Wednesday, December 26, 2012

Journals of null results and the goal of replication

Here is my response to the following question that +Gary Marcus forwarded me from one of his readers:
Is there a place in experimental science for a journal dedicated to publishing "failed" experiments? Or would publication in a failed-studies journal be so ignominious for the scientists involved as not to be worthwhile Does a "failed-studies" journal have any chance of success (no pun intended)?

Over the years, there have been a number of attempts to form "null results" journals. Currently, the field has The Journal In Support of the Null Hypothesis (there may well be others). As a rule, such journals are not terribly successful. They tend to become an outlet for studies that can't get published anywhere else. And, given that there are many reasons for failed replications, people generally don't devote much attention to them.

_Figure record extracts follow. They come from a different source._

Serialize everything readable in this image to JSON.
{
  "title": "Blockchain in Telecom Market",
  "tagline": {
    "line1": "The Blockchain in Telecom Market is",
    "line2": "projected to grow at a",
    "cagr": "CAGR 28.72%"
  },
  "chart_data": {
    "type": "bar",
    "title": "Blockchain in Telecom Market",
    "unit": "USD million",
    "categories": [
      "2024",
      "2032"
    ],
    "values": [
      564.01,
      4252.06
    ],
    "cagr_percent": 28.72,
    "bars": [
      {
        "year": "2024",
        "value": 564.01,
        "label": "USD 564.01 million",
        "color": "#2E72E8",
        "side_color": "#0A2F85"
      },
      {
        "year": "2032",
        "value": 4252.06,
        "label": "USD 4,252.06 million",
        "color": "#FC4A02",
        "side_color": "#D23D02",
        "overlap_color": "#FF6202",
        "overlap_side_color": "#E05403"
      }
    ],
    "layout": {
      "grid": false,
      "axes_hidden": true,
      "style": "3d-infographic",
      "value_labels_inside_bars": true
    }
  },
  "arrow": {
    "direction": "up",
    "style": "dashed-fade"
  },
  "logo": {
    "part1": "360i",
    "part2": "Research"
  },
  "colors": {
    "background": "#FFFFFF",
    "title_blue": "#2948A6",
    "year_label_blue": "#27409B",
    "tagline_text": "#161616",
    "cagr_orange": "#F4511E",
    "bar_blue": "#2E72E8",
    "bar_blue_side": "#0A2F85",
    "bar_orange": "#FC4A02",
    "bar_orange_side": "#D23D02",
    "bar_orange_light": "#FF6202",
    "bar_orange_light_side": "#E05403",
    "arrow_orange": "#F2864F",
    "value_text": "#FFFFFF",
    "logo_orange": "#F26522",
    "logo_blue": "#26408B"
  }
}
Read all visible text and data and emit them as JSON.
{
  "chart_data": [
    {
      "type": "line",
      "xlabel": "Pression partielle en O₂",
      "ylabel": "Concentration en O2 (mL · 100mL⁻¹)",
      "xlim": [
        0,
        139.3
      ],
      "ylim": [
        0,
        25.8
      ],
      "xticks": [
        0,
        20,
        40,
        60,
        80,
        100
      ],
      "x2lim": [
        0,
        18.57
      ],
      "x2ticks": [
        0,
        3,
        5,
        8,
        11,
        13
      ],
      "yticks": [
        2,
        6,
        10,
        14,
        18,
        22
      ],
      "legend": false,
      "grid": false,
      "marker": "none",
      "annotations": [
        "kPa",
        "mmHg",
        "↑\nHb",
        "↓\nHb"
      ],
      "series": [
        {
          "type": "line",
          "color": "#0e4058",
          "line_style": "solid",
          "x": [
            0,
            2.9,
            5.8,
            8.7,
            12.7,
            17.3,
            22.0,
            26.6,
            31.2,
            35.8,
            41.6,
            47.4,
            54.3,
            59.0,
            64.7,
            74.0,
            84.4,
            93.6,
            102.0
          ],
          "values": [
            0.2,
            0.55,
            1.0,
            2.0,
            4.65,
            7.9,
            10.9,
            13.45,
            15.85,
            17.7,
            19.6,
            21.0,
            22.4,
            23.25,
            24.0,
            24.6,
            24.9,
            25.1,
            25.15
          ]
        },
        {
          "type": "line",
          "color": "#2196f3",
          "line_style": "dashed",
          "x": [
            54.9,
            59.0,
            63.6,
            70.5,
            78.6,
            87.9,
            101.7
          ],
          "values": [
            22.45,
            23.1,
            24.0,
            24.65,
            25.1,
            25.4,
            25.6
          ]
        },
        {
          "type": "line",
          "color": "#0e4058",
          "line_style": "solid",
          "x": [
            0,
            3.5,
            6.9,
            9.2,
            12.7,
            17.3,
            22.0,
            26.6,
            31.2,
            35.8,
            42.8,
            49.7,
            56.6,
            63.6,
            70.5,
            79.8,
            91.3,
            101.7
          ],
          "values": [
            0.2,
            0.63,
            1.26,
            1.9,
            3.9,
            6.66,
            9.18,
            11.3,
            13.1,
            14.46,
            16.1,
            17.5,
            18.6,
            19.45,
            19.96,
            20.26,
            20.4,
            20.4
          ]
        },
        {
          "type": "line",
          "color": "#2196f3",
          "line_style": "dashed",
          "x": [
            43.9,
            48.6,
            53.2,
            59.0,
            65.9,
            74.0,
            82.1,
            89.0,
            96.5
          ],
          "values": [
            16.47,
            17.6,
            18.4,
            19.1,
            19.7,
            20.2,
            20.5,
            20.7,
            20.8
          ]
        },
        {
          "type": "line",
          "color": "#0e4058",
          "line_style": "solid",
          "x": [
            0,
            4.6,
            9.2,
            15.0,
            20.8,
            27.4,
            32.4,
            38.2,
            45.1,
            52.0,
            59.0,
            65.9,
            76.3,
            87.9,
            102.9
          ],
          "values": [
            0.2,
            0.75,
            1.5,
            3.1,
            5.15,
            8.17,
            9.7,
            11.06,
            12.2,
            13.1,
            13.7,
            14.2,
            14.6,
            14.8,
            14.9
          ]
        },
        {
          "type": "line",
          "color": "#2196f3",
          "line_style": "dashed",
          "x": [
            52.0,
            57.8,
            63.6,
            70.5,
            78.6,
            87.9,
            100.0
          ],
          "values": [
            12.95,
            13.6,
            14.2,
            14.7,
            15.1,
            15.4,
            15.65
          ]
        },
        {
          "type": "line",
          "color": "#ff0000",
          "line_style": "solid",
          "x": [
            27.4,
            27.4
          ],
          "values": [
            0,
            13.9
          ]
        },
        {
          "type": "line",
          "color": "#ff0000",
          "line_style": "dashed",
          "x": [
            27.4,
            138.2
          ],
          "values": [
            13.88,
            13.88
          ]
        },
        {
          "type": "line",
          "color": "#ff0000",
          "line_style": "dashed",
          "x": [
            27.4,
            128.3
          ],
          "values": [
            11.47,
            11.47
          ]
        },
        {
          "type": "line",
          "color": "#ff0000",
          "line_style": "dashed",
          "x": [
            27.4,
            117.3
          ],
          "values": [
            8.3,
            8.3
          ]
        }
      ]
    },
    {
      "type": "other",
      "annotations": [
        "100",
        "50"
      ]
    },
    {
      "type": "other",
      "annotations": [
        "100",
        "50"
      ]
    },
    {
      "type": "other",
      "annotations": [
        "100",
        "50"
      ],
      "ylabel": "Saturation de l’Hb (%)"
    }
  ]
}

Journals like PLoS One have been doing a better job than many others in publishing direct replication attempts. They emphasize experimental accuracy over theoretical contributions, which fits the goal of a journal that publishes replication attempts whether or not they work. There also are websites now that compile replication attempts (psychfiledrawer.org). The main goal of that site is to make researchers aware of existing replication attempts.

For me, there's a bigger problem with null results journals and websites: They treat replications as an attempt to make a binary decision about the existence of an effect. The replication either succeeds or fails, and there's no intermediary state of the world. Yet, in my view, the goal of replication should be to provide a more accurate estimate of the true effect, not to decide whether a replication is a failure or success.

Few replication attempts should lead to a binary succeed/fail judgment. Some will show the original finding to be a true false positive with no actual effect, but most will just find at the original study overestimated the size of the effect (I say "most" because publication bias ensures that many reported effects overestimate the true effects). The goal of replication should be to achieve greater and greater confidence in the estimate of the actual effet. Only with repeated replication can we zero in on the actual estimate. The greater the size of the new study (e.g., more subjects tested), the better the estimate.

The initiatives I'm pushing behind the scenes (more on those soon) is to encourage multiple replications using identical protocols in order to achieve a better estimate of the true effect. One failure to replicate is no more informative than one positive effect -- both results could be false. With repeated replication, though, we get a sense of what the real effect actually is.